Fault detection before run-time has the added benefit of freeing the kernel from some fault detection at run-time, resulting in a more efficient kernel.

The following fault detection methods are used during implementation.

Primitive Declaration

The macro declaration of the primitive interface allows most assemblers and compilers to detect reference and parameter errors in the primitive call.

System Build Utility

This is the primary tool for fault management before run-time that relates directly to the kernel. The system build utility, described in detail in a separate section, tests for overall resource availability and data consistency.

High-Level Language Interface

The high-level language interface allows applications to be implemented with the probability of fewer errors.

FAULT HANDLING AND RECOVERY

Once faults are detected they must be handled to achieve fault tolerance. A completely handled fault includes determination of fault severity, reporting and logging the fault, and initiating recovery action. Recovery action depends on the type and severity of the fault.

Kernel Fault Handling

Kernel-detected faults are only acted on if they are determined to be critical to system operation. Otherwise, the fault is only reported and logged.
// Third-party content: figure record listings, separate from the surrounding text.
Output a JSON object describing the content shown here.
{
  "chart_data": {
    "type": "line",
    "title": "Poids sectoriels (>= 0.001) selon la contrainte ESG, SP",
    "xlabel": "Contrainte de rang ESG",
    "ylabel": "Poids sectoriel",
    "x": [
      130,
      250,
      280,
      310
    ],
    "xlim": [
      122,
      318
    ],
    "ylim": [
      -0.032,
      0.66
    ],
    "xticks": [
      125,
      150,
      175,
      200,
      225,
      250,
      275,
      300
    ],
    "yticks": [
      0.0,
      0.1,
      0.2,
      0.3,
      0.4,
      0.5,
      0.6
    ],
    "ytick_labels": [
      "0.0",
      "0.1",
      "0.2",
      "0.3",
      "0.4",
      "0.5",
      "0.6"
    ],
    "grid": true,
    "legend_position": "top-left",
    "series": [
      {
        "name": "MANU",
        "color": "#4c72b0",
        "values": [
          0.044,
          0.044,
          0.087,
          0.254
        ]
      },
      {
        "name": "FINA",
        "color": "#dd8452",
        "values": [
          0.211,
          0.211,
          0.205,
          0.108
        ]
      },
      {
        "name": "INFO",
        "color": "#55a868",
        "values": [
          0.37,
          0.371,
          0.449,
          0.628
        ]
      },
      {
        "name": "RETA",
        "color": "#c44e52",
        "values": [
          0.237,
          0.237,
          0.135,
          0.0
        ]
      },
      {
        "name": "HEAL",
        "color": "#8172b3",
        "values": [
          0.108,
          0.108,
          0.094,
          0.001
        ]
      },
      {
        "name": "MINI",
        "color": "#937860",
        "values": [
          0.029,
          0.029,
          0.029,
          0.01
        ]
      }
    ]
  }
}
Fault classification, either critical or acceptable, depends on the kernel state and the scope of the data if it is a data-related fault. Acceptable faults, from the kernel's point of view, are those that are limited to a single task. Such faults occur in the TASK state or in a task's stack or dynamic data. Faults in any other kernel state are classified as critical.
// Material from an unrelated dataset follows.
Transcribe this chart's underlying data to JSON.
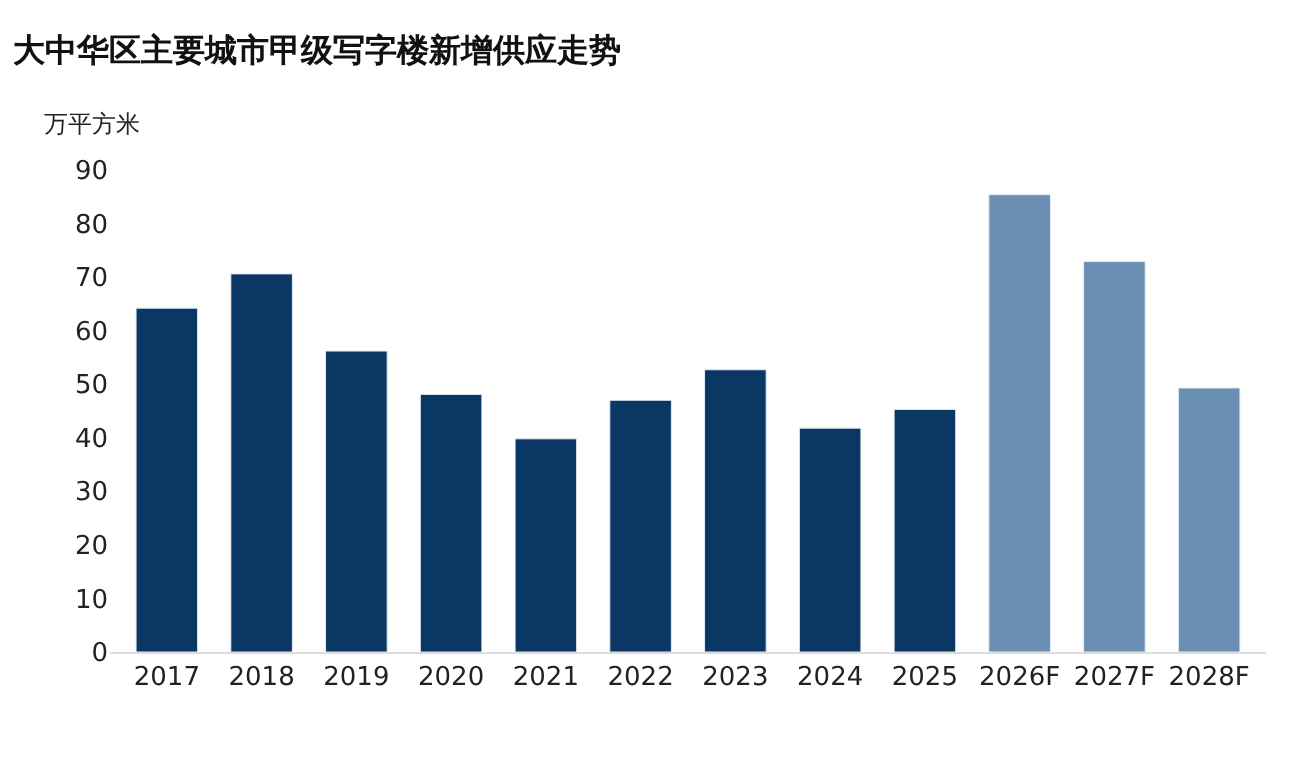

For acceptable faults, the kernel simply deletes the affected task, so the fault is not repeated or propagated. The fault is reported to the fault handling task if one is defined. It is left to the application to determine the impact of the deleted task and take appropriate recovery action.

For critical faults, the kernel determines that system integrity cannot be guaranteed. The kernel, therefore, reports the fault, then initiates a kernel restart. The restart causes all tasks to be restarted. The cause of the restart is available in the fault analysis area.

Application Fault Handling

Application-detected faults are independent of the kernel. Their classification and recovery action depend on the application. Applications use kernel primitives to report the fault and initiate recovery.

The LOG_WARN primitive is used to report non-critical faults. This is useful for noteworthy faults that do not affect system operation and is useful for check- pointing during debugging. The fault is only reported and logged; no recovery is initiated by the kernel.

The LOG_FATAL primitive is used to report faults the application determines adversely affect system operation. The kernel reports the fault and initiates recovery by restarting the kernel, which also restarts the tasks.

Both LOG_WARN and LOG_FATAL cause fault-related information to be logged in the kernel's fault analysis area. This information is available at run-time to report the fault and is useful during debugging to determine the cause of the fault.

Optionally, the fault may be reported to a fault handling task. The task name must first be defined in the configuration file. This allows the application to take application-dependent recovery action.

For primitive access, the kernel detects some classes of errors before a fault occurs. An example is primitive parameter errors. The kernel reports these faults in the status returned by the primitive. The kernel always returns a status to a primitive call. It is the responsibility of the application to check the return value and take the appropriate action.